4ª) HIPÓTESE SIMILAR À ANTERIOR, PORÉM ENVOLVENDO FATO PRETÉRITO DE INFRAÇÃO PENAL NÃO ELENCADA NO ROL QUE AUTORIZA PRISÃO TEMPORÁRIA
A título de exemplo, é o caso de indivíduo surpreendido conduzindo veículo furtado que, apresentado na delegacia, verifica-se ser ele o autor da subtração, perpetrada dias antes.

Não há que se falar em flagrante delito. O sujeito conduzido não está tecnicamente preso e, ainda que se encontre no período de repouso noturno, não haverá óbice para que, uma vez decidido pelo seu indiciamento, seja promovido o interrogatório, asseguradas sempre as garantias do indiciado de permanecer em silêncio e de solicitar defesa técnica para o ato.

CONSIDERAÇÕES FINAIS
A nova Lei de Abuso de Autoridade veicula tópicos controversos, em razão de aparente subjetividade na redação de seus dispositivos, conquanto veicule salutares filtros para a configuração de suas infrações penais. 

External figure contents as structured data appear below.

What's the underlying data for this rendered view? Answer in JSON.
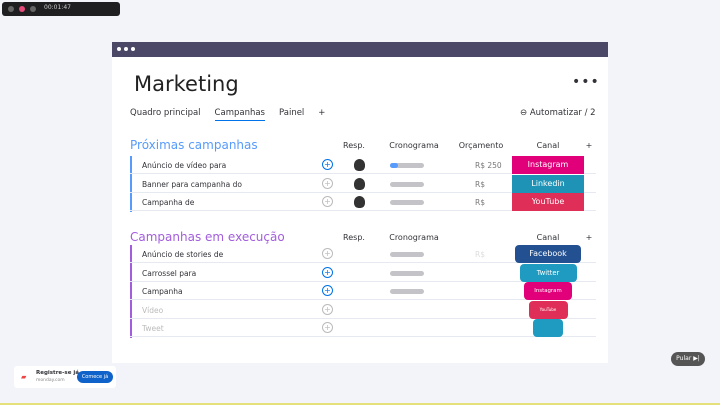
{
  "recorder": {
    "time": "00:01:47"
  },
  "board": {
    "title": "Marketing",
    "tabs": [
      "Quadro principal",
      "Campanhas",
      "Painel",
      "+"
    ],
    "active_tab": "Campanhas",
    "automate": "Automatizar / 2"
  },
  "groups": [
    {
      "title": "Próximas campanhas",
      "color": "#579bfc",
      "headers": [
        "Resp.",
        "Cronograma",
        "Orçamento",
        "Canal",
        "+"
      ],
      "rows": [
        {
          "name": "Anúncio de vídeo para",
          "budget": "R$ 250",
          "channel": "Instagram",
          "channel_color": "#e2007a",
          "update_active": true,
          "progress": 25
        },
        {
          "name": "Banner para campanha do",
          "budget": "R$",
          "channel": "Linkedin",
          "channel_color": "#1e93b5",
          "update_active": false,
          "progress": 0
        },
        {
          "name": "Campanha de",
          "budget": "R$",
          "channel": "YouTube",
          "channel_color": "#df2f58",
          "update_active": false,
          "progress": 0
        }
      ]
    },
    {
      "title": "Campanhas em execução",
      "color": "#a25ddc",
      "headers": [
        "Resp.",
        "Cronograma",
        "Canal",
        "+"
      ],
      "rows": [
        {
          "name": "Anúncio de stories de",
          "budget": "R$",
          "channel": "Facebook",
          "channel_color": "#225091",
          "update_active": false
        },
        {
          "name": "Carrossel para",
          "channel": "Twitter",
          "channel_color": "#1f9ac0",
          "update_active": true
        },
        {
          "name": "Campanha",
          "channel": "Instagram",
          "channel_color": "#e2007a",
          "update_active": true
        },
        {
          "name": "Vídeo",
          "channel": "YouTube",
          "channel_color": "#df2f58",
          "update_active": false
        },
        {
          "name": "Tweet",
          "channel": "",
          "channel_color": "#1f9ac0",
          "update_active": false
        }
      ]
    }
  ],
  "skip_button": "Pular ▶|",
  "signup": {
    "title": "Registre-se já",
    "site": "monday.com",
    "button": "Comece já"
  }
}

Esses são, em síntese, os aspectos que podem acarretar mais debates sobre a infração penal do artigo 18 da Lei 13.869/2019 os quais, numa impressão inicial, admitem as soluções propostas, que serão depuradas para sedimentação doutrinária e jurisprudencial. Até lá, a própria nova Lei de Abuso de Autoridade confere ao Delegado de Polícia, autoridade responsável pelo interrogatório policial, liberdade de convicção na interpretação da lei ou na avaliação de fatos e provas, não configurando delito a mera divergência exegética (Lei 13.869/19, art. 2º, § 2º), disposição harmônica ao postulado da motivação e à inerente independência funcional, prerrogativa das Autoridades Policiais garantida pela autonomia intelectual para interpretar o ordenamento e decidir, com imparcialidade e isenção, de modo fundamentado[12]. Assim, justificado o ato decisório, não há que se falar em infração penal, inclusive por patente ausência de elemento subjetivo.